I am having a bit of a problem of scraping a table-heavy page with DOMXpath.

The layout is really ugly, meaning I am trying to get content out of a table within a table within a table. Using Firebug FirePath I am getting for the table element the following path:

 html/body/table/tbody/tr[3]/td/table[1]/tbody/tr[2]/td[1]/table[1]/tbody/tr[3]/td[4]

Now, after endless experimenting I found out, that with a stand alone table, I need to remove the "tbody" tag to make it work. But this doesn't seem to be enough for tables within tables.

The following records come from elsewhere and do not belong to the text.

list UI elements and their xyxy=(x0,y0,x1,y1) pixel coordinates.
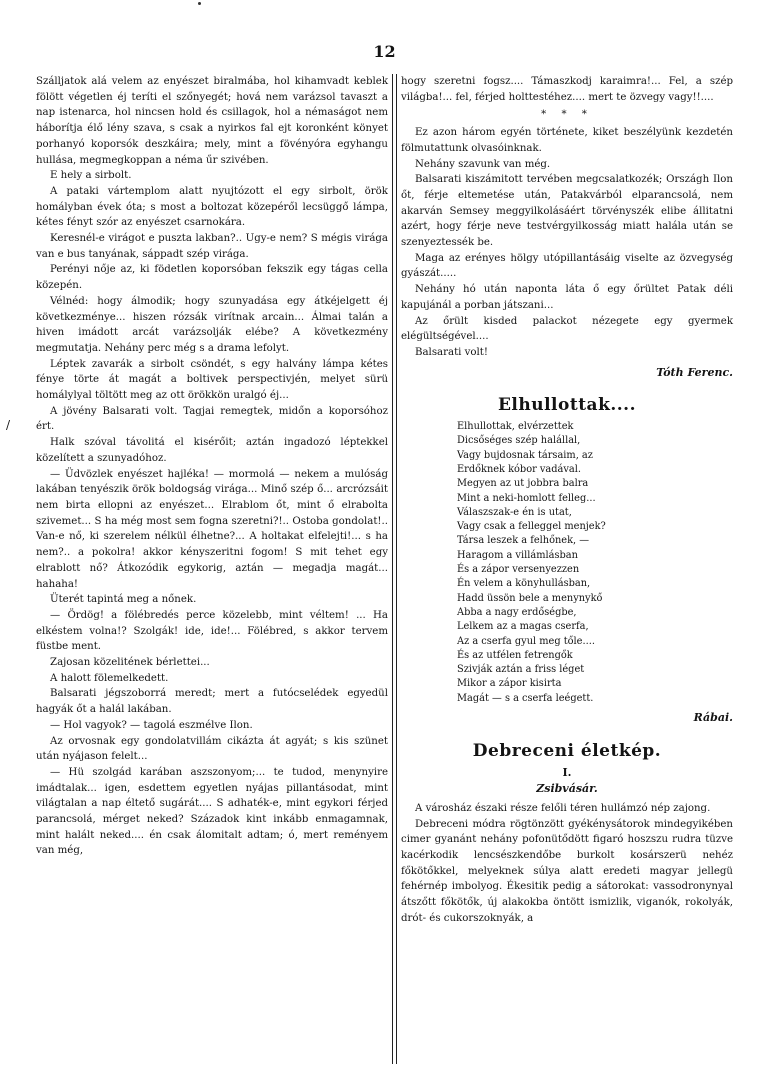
paragraph: E hely a sirbolt. xyxy=(50,170,132,182)
poem-line: Én velem a könyhullásban, xyxy=(457,578,591,590)
poem-line: Haragom a villámlásban xyxy=(457,549,578,561)
print-speck xyxy=(198,2,201,5)
article-subtitle: Zsibvásár. xyxy=(536,782,598,796)
paragraph: — Hol vagyok? — tagolá eszmélve Ilon. xyxy=(50,719,253,731)
paragraph: Az orvosnak egy gondolatvillám cikázta át agyát; s kis szünet után nyájason felelt... xyxy=(36,735,388,763)
poem-line: Megyen az ut jobbra balra xyxy=(457,478,589,490)
paragraph: Keresnél-e virágot e puszta lakban?.. Ugy-e nem? S mégis virága van e bus tanyának, sáppadt szép virága. xyxy=(36,233,388,260)
paragraph: Balsarati jégszoborrá meredt; mert a futócselédek egyedül hagyák őt a halál lakában. xyxy=(36,688,388,716)
poem-line: Magát — s a cserfa leégett. xyxy=(457,692,594,704)
poem-line: Szivják aztán a friss léget xyxy=(457,664,585,676)
poem-line: Abba a nagy erdőségbe, xyxy=(457,606,577,618)
poem-line: Elhullottak, elvérzettek xyxy=(457,421,574,433)
paragraph: Léptek zavarák a sirbolt csöndét, s egy halvány lámpa kétes fénye törte át magát a boltivek perspectivjén, melyet sürü homálylyal töltött meg az ott örökkön uralgó éj... xyxy=(36,358,388,402)
paragraph: Nehány szavunk van még. xyxy=(415,158,551,170)
paragraph: Nehány hó után naponta láta ő egy őrültet Patak déli kapujánál a porban játszani... xyxy=(401,284,733,311)
poem-line: Vagy csak a felleggel menjek? xyxy=(457,521,606,533)
paragraph: Zajosan közelitének bérlettei... xyxy=(50,657,210,669)
paragraph: Perényi nője az, ki födetlen koporsóban fekszik egy tágas cella közepén. xyxy=(36,264,388,292)
paragraph: A pataki vártemplom alatt nyujtózott el egy sirbolt, örök homályban évek óta; s most a boltozat közepéről lecsüggő lámpa, kétes fényt szór az enyészet csarnokára. xyxy=(36,185,388,229)
paragraph: Maga az erényes hölgy utópillantásáig viselte az özvegység gyászát..... xyxy=(401,252,733,280)
section-stars: * * * xyxy=(541,109,593,121)
article-title: Debreceni életkép. xyxy=(472,740,662,761)
poem-line: Hadd üssön bele a menynykő xyxy=(457,592,603,604)
paragraph: A városház északi része felőli téren hullámzó nép zajong. xyxy=(415,802,711,814)
paragraph: Debreceni módra rögtönzött gyékénysátorok mindegyikében cimer gyanánt nehány pofonütődött figaró hoszszu rudra tüzve kacérkodik lencsészkendőbe burkolt kosárszerü nehéz főkötőkkel, melyeknek súlya alatt eredeti magyar jellegü fehérnép imbolyog. Ékesitik pedig a sátorokat: vassodronynyal átszőtt főkötők, új alakokba öntött ismizlik, viganók, rokolyák, drót- és cukorszoknyák, a xyxy=(401,818,733,924)
poem-line: És az utfélen fetrengők xyxy=(457,649,573,661)
poem-author: Rábai. xyxy=(693,711,733,724)
poem-line: Az a cserfa gyul meg tőle.... xyxy=(457,635,595,647)
poem-line: Mint a neki-homlott felleg... xyxy=(457,492,596,504)
paragraph: — Üdvözlek enyészet hajléka! — mormolá — nekem a mulóság lakában tenyészik örök boldogság virága... Minő szép ő... arcrózsáit nem birta ellopni az enyészet... Elrablom őt, mint ő elrabolta szivemet... S ha még most sem fogna szeretni?!.. Ostoba gondolat!.. Van-e nő, ki szerelem nélkül élhetne?... A holtakat elfelejti!... s ha nem?.. a pokolra! akkor kényszeritni fogom! S mit tehet egy elrablott nő? Átkozódik egykorig, aztán — megadja magát... hahaha! xyxy=(36,468,388,590)
poem-title: Elhullottak.... xyxy=(497,395,637,416)
column-divider xyxy=(396,74,397,1064)
paragraph: Üterét tapintá meg a nőnek. xyxy=(50,594,197,606)
paragraph: Ez azon három egyén története, kiket beszélyünk kezdetén fölmutattunk olvasóinknak. xyxy=(401,127,733,154)
poem-line: Dicsőséges szép halállal, xyxy=(457,435,581,447)
paragraph: Az őrült kisded palackot nézegete egy gyermek elégültségével.... xyxy=(401,315,733,343)
paragraph: hogy szeretni fogsz.... Támaszkodj karaimra!... Fel, a szép világba!... fel, férjed holttestéhez.... mert te özvegy vagy!!.... xyxy=(401,76,733,103)
paragraph: — Ördög! a fölébredés perce közelebb, mint véltem! ... Ha elkéstem volna!? Szolgák! ide, ide!... Fölébred, s akkor tervem füstbe ment. xyxy=(36,609,388,653)
story-author: Tóth Ferenc. xyxy=(656,365,733,379)
poem-line: Erdőknek kóbor vadával. xyxy=(457,463,582,475)
left-column xyxy=(36,74,388,859)
margin-mark: / xyxy=(6,418,11,432)
paragraph: — Hü szolgád karában aszszonyom;... te tudod, menynyire imádtalak... igen, esdettem egyetlen nyájas pillantásodat, mint világtalan a nap éltető sugárát.... S adhaték-e, mint egykori férjed parancsolá, mérget neked? Századok kint inkább enmagamnak, mint halált neked.... én csak álomitalt adtam; ó, mert reményem van még, xyxy=(36,766,388,857)
paragraph: A halott fölemelkedett. xyxy=(50,672,169,684)
poem-line: Társa leszek a felhőnek, — xyxy=(457,535,590,547)
paragraph: Balsarati volt! xyxy=(415,346,488,358)
poem-line: Mikor a zápor kisirta xyxy=(457,678,562,690)
article-section: I. xyxy=(562,766,572,780)
right-column xyxy=(401,74,733,926)
column-divider xyxy=(392,74,393,1064)
paragraph: A jövény Balsarati volt. Tagjai remegtek, midőn a koporsóhoz ért. xyxy=(36,405,388,433)
paragraph: Szálljatok alá velem az enyészet biralmába, hol kihamvadt keblek fölött végetlen éj teríti el szőnyegét; hová nem varázsol tavaszt a nap istenarca, hol nincsen hold és csillagok, hol a némaságot nem háborítja élő lény szava, s csak a nyirkos fal ejt koronként könyet porhanyó koporsók deszkáira; mely, mint a fövényóra egyhangu hullása, megmegkoppan a néma űr szivében. xyxy=(36,76,388,166)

So my question is how do I best get content out of tables within tables within tables?

I uploaded the file which I am trying to scrape here:1

回答1:

i have gone through with the same problem as yours scrapping a source of complicated and not well formatted html where i want to get the values in a table inside another tables..

i came with the approach of eyeing the part that i want to get with some series of function like this:

function parse_html() {//gets a specific part of the table i chose to extract the contents
    $query = $xpath->query('//tr[@data-eventid]/@data-eventid'); //gets the table i want
    $this->parse_table();
}
function parse_table() {//
    $query = $xpath->query('//tr[@data-eventid="405412"]/td[@class="impact"]/span[@title]/@title');...etc//extracts the content of the table
    $this->parseEvaluate();
} 
function parseEvaluate(){
    ...verifying values if correct
}

just giving the idea..



回答2:

How about:

//*[contains(text(),"GRABME")]

I know that's probably not what you want, but you get the idea. Identify a pattern and use that pattern to construct the xpath.